I went on until I found the pond. I knew it at once because, a field away, I could see the road, and because of what Christiana had said about it. She had described the black sloe bushes barricading one side, the speared army of dead rushes, and a broken-down, now half-submerged cattle-trough on which the fox, she said, had leapt and sat and stared at her. The pond was covered with ice and the ice in turn with the fine salt snow swept in a succession of smooth drifts across it.

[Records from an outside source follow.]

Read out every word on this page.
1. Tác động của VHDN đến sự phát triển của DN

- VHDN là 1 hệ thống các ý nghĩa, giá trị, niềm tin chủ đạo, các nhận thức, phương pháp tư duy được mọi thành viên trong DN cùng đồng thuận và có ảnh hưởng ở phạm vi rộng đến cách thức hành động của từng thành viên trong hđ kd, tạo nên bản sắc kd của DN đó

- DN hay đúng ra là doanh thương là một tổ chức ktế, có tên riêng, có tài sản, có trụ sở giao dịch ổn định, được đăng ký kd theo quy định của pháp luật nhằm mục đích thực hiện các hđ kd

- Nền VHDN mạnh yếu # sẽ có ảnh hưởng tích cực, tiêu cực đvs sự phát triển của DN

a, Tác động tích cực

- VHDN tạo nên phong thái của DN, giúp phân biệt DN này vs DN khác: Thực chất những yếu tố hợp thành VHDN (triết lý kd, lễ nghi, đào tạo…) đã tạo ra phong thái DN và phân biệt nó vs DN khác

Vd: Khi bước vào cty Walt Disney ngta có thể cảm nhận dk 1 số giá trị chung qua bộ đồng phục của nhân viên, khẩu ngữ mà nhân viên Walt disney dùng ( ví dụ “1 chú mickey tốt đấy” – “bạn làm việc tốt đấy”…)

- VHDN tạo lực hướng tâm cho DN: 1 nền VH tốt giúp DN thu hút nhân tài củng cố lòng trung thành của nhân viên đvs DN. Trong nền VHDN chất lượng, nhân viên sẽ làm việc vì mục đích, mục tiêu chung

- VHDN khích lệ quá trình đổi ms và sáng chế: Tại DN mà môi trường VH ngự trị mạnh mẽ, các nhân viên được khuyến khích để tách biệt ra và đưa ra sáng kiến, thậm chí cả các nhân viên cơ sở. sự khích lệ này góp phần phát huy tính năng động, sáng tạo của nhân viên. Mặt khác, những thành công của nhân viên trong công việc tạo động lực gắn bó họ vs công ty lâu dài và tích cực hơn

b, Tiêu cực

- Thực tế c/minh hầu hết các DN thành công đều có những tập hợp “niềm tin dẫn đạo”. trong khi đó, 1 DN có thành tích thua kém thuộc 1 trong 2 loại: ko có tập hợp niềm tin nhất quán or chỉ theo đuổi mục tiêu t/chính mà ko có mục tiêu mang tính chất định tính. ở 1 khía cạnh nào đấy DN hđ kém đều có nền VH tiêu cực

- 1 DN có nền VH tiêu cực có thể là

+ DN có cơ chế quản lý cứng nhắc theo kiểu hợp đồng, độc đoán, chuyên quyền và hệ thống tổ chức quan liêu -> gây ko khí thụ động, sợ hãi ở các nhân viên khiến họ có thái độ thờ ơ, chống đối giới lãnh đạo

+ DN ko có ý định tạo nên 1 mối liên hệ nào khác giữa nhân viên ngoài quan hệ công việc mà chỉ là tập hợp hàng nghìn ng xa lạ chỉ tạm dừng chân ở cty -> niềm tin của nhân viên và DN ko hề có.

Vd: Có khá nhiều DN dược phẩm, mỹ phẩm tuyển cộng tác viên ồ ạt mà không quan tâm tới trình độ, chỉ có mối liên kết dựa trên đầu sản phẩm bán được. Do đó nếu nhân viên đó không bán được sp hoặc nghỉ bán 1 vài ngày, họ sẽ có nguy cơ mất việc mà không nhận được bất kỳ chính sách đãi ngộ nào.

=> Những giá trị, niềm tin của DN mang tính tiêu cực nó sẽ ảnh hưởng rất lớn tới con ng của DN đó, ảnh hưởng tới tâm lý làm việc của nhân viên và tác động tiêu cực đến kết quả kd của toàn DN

I stood and looked at the pond. Then I walked round it. At the opposite point, by the cattle-trough, I stood and looked at it again. On the cattle-trough the light snow crusts were unbroken, and on two sides of it, away from the water, snow had drifted in long arcs, rippled and firm as lard. On the trough and in the snow drifted round it and all across the pond there were no marks of any fox at all.
4
When I got back to the house, about twelve, aunt Wilcox and Christiana were taking down the decorations. Most of the evergreens had been hung up in the hall, holly behind the pictures, sheaves of yew tied to the newel-posts of the polished pine staircase, and a very dry spray of mistletoe hung from the big brass oil-lamp. Aunt Wilcox and Christiana were putting the evergreens into a zinc bath-tin.
‘You’re just in time,’ Christiana said.
‘Last come must last kiss,’ aunt Wilcox said.
‘And what does that mean?’ I said.
‘You’ve got
to kiss us both.’
Laughing, aunt Wilcox stood under the mistletoe and I kissed her. Her lips were solid and sinewy, like beefsteak, and lukewarm wet. As she clasped me round the waist I felt her coopered, with stays, like a barrel. Then Christiana stood under the mistletoe and I kissed her. Just before I kissed her she looked at me for a moment. Her eyes had the same remote anonymity as on the previous day, the same tranquil but disturbing candour. As I kissed her she was quite still, without fuss. Kissing her was like kissing someone who was not there. It was a relationship of ghosts. For one moment I felt I was not there myself. The recollection of this unreal lightness of touch was something I carried about with me for the rest of the day.
That afternoon Laurence and I went for a walk. I asked after his father and he said he was better, but resting. We talked about him for a short time. He told me how he had begun as a pit-boy in a Yorkshire colliery, but had worked himself up, and had later become a schoolmaster. Then the war broke out and he felt suddenly that he was wasted in the classroom and had gone back to the pit, to become under-manager. After about six months there was a disaster in the pit, an explosion that had brought down a vast roof-fall, entombing thirty-five men. Arnoldson went down for rescue work. For two days he could hear the voices of the entombed men quite clearly, then for a whole day he could hear them intermittently, then they ceased. But though they ceased Arnoldson fancied all the time he could still hear them, the voices of the dead, of men he had known, screaming or whispering in his mind more sharply than in life. He went on hearing these voices for weeks, the voices of people who were not there, until they broke him down. Christiana had been born about a year later.
Laurence spoke of his father with a slight impatience. He spoke as though, occupied himself with concrete things, the small matter of voices disturbing the spirit of another man had no material importance for him. It was clear that he did not believe in voices. From the subject of his father we went on to the subject of himself. I walked with head slightly down, mouth set against the wind, saying yes and no, not really listening, my thoughts in reality a long way behind me, like a kite on a string.